Machine Learning-assisted Optimization Design for Enhanced Oxygen Evolution Reaction Based on Vanadium-doped Nickel-Cobalt Layered Double Hydroxides
Abstract
The increasing demand for sustainable energy has driven significant research into efficient water splitting, particularly the development of electrocatalysts for the oxygen evolution reaction (OER) which is limited by sluggish kinetics.
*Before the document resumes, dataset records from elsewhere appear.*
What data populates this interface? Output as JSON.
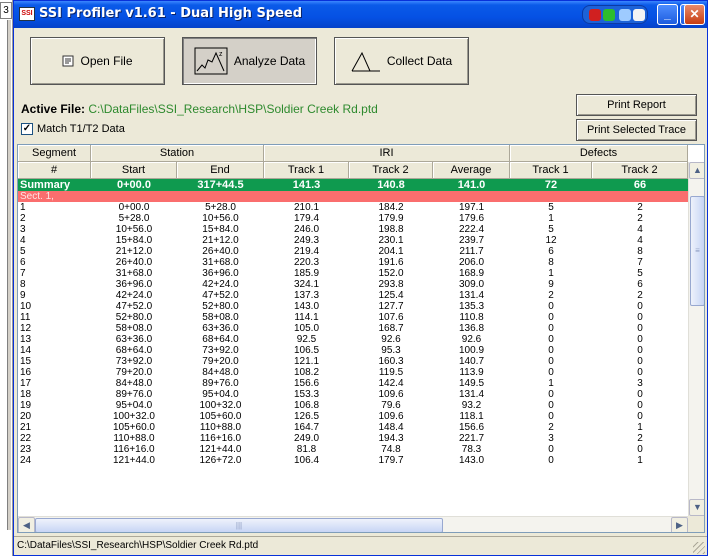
{
  "window": {
    "title": "SSI Profiler v1.61 - Dual High Speed",
    "icon_label": "SSI",
    "controls": [
      "minimize-icon",
      "maximize-icon",
      "close-icon"
    ],
    "tray_colors": [
      "#d02020",
      "#2dbd2d",
      "#9ecbff",
      "#f4f4f4"
    ]
  },
  "toolbar": {
    "open_label": "Open File",
    "analyze_label": "Analyze Data",
    "collect_label": "Collect Data"
  },
  "file": {
    "active_label": "Active File:",
    "path": "C:\\DataFiles\\SSI_Research\\HSP\\Soldier Creek Rd.ptd",
    "match_label": "Match T1/T2 Data",
    "match_checked": "✓"
  },
  "buttons": {
    "print_report": "Print Report",
    "print_selected": "Print Selected Trace"
  },
  "grid": {
    "group_headers": [
      "Segment",
      "Station",
      "IRI",
      "Defects"
    ],
    "columns": [
      "#",
      "Start",
      "End",
      "Track 1",
      "Track 2",
      "Average",
      "Track 1",
      "Track 2"
    ],
    "summary": [
      "Summary",
      "0+00.0",
      "317+44.5",
      "141.3",
      "140.8",
      "141.0",
      "72",
      "66"
    ],
    "section_label": "Sect. 1,",
    "rows": [
      [
        "1",
        "0+00.0",
        "5+28.0",
        "210.1",
        "184.2",
        "197.1",
        "5",
        "2"
      ],
      [
        "2",
        "5+28.0",
        "10+56.0",
        "179.4",
        "179.9",
        "179.6",
        "1",
        "2"
      ],
      [
        "3",
        "10+56.0",
        "15+84.0",
        "246.0",
        "198.8",
        "222.4",
        "5",
        "4"
      ],
      [
        "4",
        "15+84.0",
        "21+12.0",
        "249.3",
        "230.1",
        "239.7",
        "12",
        "4"
      ],
      [
        "5",
        "21+12.0",
        "26+40.0",
        "219.4",
        "204.1",
        "211.7",
        "6",
        "8"
      ],
      [
        "6",
        "26+40.0",
        "31+68.0",
        "220.3",
        "191.6",
        "206.0",
        "8",
        "7"
      ],
      [
        "7",
        "31+68.0",
        "36+96.0",
        "185.9",
        "152.0",
        "168.9",
        "1",
        "5"
      ],
      [
        "8",
        "36+96.0",
        "42+24.0",
        "324.1",
        "293.8",
        "309.0",
        "9",
        "6"
      ],
      [
        "9",
        "42+24.0",
        "47+52.0",
        "137.3",
        "125.4",
        "131.4",
        "2",
        "2"
      ],
      [
        "10",
        "47+52.0",
        "52+80.0",
        "143.0",
        "127.7",
        "135.3",
        "0",
        "0"
      ],
      [
        "11",
        "52+80.0",
        "58+08.0",
        "114.1",
        "107.6",
        "110.8",
        "0",
        "0"
      ],
      [
        "12",
        "58+08.0",
        "63+36.0",
        "105.0",
        "168.7",
        "136.8",
        "0",
        "0"
      ],
      [
        "13",
        "63+36.0",
        "68+64.0",
        "92.5",
        "92.6",
        "92.6",
        "0",
        "0"
      ],
      [
        "14",
        "68+64.0",
        "73+92.0",
        "106.5",
        "95.3",
        "100.9",
        "0",
        "0"
      ],
      [
        "15",
        "73+92.0",
        "79+20.0",
        "121.1",
        "160.3",
        "140.7",
        "0",
        "0"
      ],
      [
        "16",
        "79+20.0",
        "84+48.0",
        "108.2",
        "119.5",
        "113.9",
        "0",
        "0"
      ],
      [
        "17",
        "84+48.0",
        "89+76.0",
        "156.6",
        "142.4",
        "149.5",
        "1",
        "3"
      ],
      [
        "18",
        "89+76.0",
        "95+04.0",
        "153.3",
        "109.6",
        "131.4",
        "0",
        "0"
      ],
      [
        "19",
        "95+04.0",
        "100+32.0",
        "106.8",
        "79.6",
        "93.2",
        "0",
        "0"
      ],
      [
        "20",
        "100+32.0",
        "105+60.0",
        "126.5",
        "109.6",
        "118.1",
        "0",
        "0"
      ],
      [
        "21",
        "105+60.0",
        "110+88.0",
        "164.7",
        "148.4",
        "156.6",
        "2",
        "1"
      ],
      [
        "22",
        "110+88.0",
        "116+16.0",
        "249.0",
        "194.3",
        "221.7",
        "3",
        "2"
      ],
      [
        "23",
        "116+16.0",
        "121+44.0",
        "81.8",
        "74.8",
        "78.3",
        "0",
        "0"
      ],
      [
        "24",
        "121+44.0",
        "126+72.0",
        "106.4",
        "179.7",
        "143.0",
        "0",
        "1"
      ]
    ],
    "colors": {
      "summary_bg": "#0f9a4f",
      "section_bg": "#fa6e6e"
    }
  },
  "status": {
    "path": "C:\\DataFiles\\SSI_Research\\HSP\\Soldier Creek Rd.ptd"
  }
}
Optimization of the OER process remains, however, a big challenge due to the compositional complexity of multicomponent catalysts and the influences of electrolyte and temperature. In this study, machine learning (ML)-assisted optimization design is performed to enhance the OER performance using vanadium-doped nickel–cobalt layered double hydroxides (NiCoV LDHs) as the catalyst. In the ML framework, a polynomial regression model is systematically trained by experimental datasets to successfully elucidate the correlation between the target feature (overpotential) and the input features (catalyst composition, electrolyte concentration, reaction temperature) with a high coefficient of determination (R2) of 0.842. Based on the optimized input features predicted by the ML algorithm, a superior overpotential of 196 mV is experimentally obtained which is reduced by 21% compared to the best catalytic performance (238 mV) in the original training datasets. Structural and electrochemical characterizations confirm a well-defined layered morphology and efficient charge transfer dynamics for the optimized electrocatalyst. Our results stand as a significant milestone of integrating ML algorithm with experimental synthesis for the rational design and optimization of high-performance, cost-effective OER electrocatalysts.